Tuesday, January 25, 2005
Growth in market for GAs
With IDC predicting compounded growth of 8% per year in the predictive analytics market, perhaps now is the time for some of us to become more entrepreneurial like GA/EC-based companies such as Engineous Software, Machine Insight, NuTech Solutions, and Schema.IDC defines predictive analytics software to “include all analytics, both tools and packaged applications, more complex in their mathematics than core analytics.”

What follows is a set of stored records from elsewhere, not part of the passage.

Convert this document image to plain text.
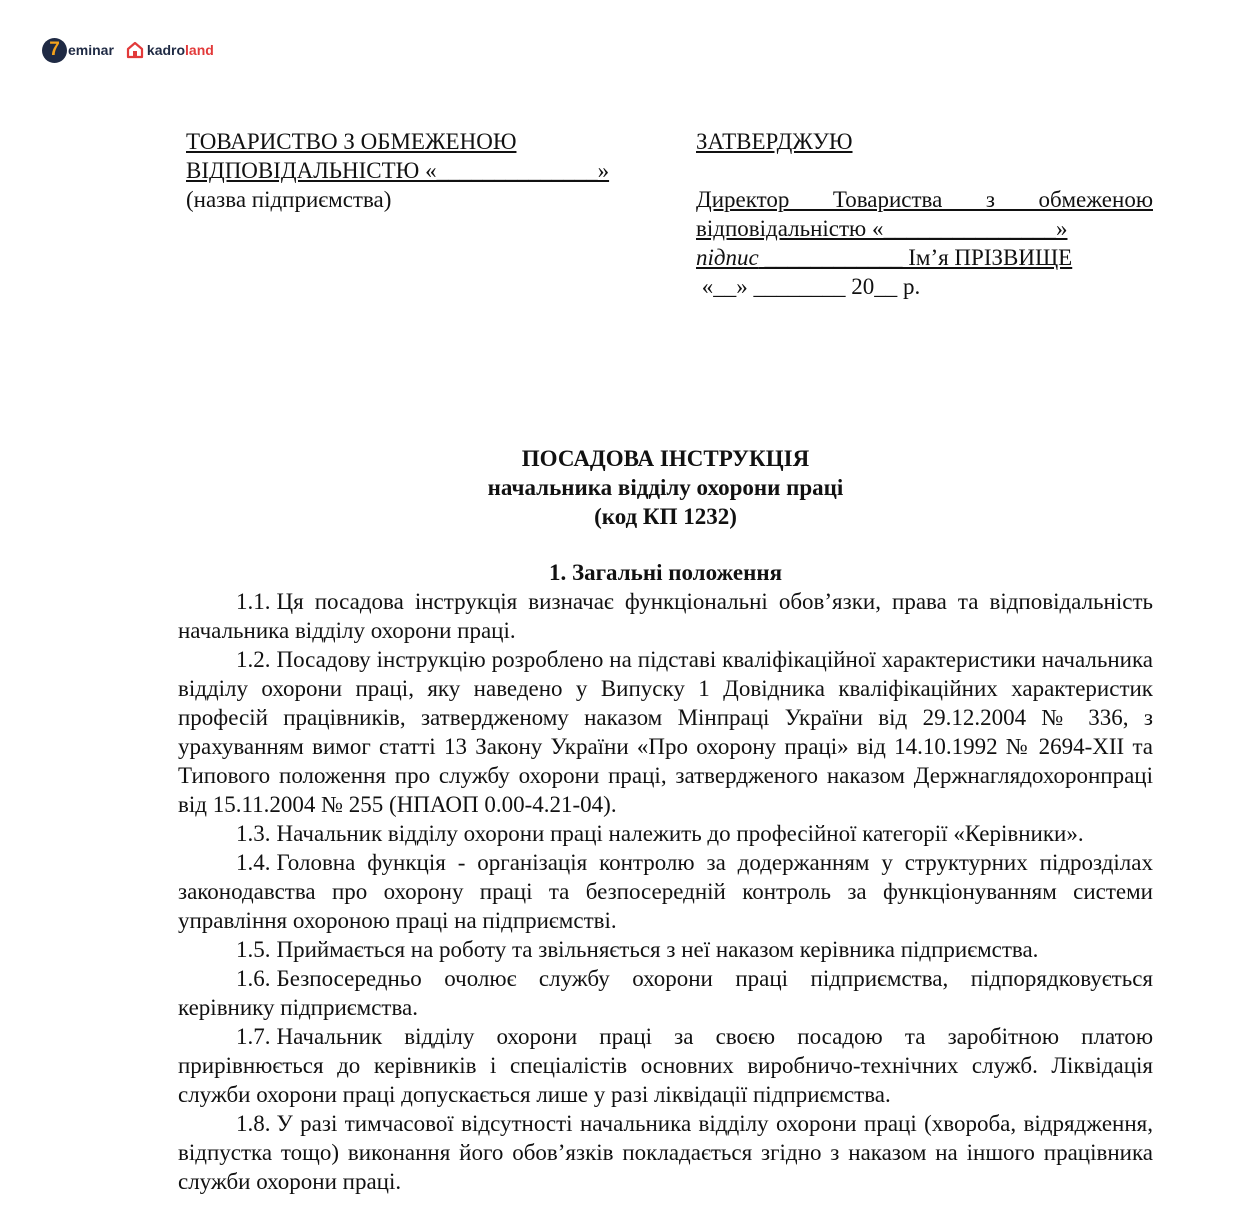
7 eminar kadroland
ТОВАРИСТВО З ОБМЕЖЕНОЮ
ВІДПОВІДАЛЬНІСТЮ «______________»
(назва підприємства)
ЗАТВЕРДЖУЮ
Директор Товариства з обмеженою
відповідальністю «_______________»
підпис ____________ Ім’я ПРІЗВИЩЕ
«__» ________ 20__ р.
ПОСАДОВА ІНСТРУКЦІЯ
начальника відділу охорони праці
(код КП 1232)
1. Загальні положення

1.1. Ця посадова інструкція визначає функціональні обов’язки, права та відповідальність начальника відділу охорони праці.

1.2. Посадову інструкцію розроблено на підставі кваліфікаційної характеристики начальника відділу охорони праці, яку наведено у Випуску 1 Довідника кваліфікаційних характеристик професій працівників, затвердженому наказом Мінпраці України від 29.12.2004 № 336, з урахуванням вимог статті 13 Закону України «Про охорону праці» від 14.10.1992 № 2694-XII та Типового положення про службу охорони праці, затвердженого наказом Держнаглядохоронпраці від 15.11.2004 № 255 (НПАОП 0.00-4.21-04).

1.3. Начальник відділу охорони праці належить до професійної категорії «Керівники».

1.4. Головна функція - організація контролю за додержанням у структурних підрозділах законодавства про охорону праці та безпосередній контроль за функціонуванням системи управління охороною праці на підприємстві.

1.5. Приймається на роботу та звільняється з неї наказом керівника підприємства.

1.6. Безпосередньо очолює службу охорони праці підприємства, підпорядковується керівнику підприємства.

1.7. Начальник відділу охорони праці за своєю посадою та заробітною платою прирівнюється до керівників і спеціалістів основних виробничо-технічних служб. Ліквідація служби охорони праці допускається лише у разі ліквідації підприємства.

1.8. У разі тимчасової відсутності начальника відділу охорони праці (хвороба, відрядження, відпустка тощо) виконання його обов’язків покладається згідно з наказом на іншого працівника служби охорони праці.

“Predictive analytics are used to determine the probable future outcome of an event or the likelihood of a current state where it is unknown,” the study continues. “These analytics include data mining, clustering, decision trees, market basket analysis, regression modeling, neural nets, genetic algorithms, text mining, hypothesis testing, decision analytics, and so
on.”
Monday, January 24, 2005
Welcome
Starting today, past and present IlliGAL lab members and affiliates will team up to blog on genetic algorithms, evolutionary computation, and related subjects. In the last American election cycle, blogging grew as a force to rival the mainstream media. In less well followed topics, blogging is growing at astonishing rates, and we hope that IlliGAL Blogging will become a resource and focal point for intelligent discourse in the growing community of genetic and evolutionary computation (GEC).
So let the blogging begin. As with other blogs, reader commentary strongly shapes the agenda, so join us with your comments, or join us with your own GEC-related blog, but join us.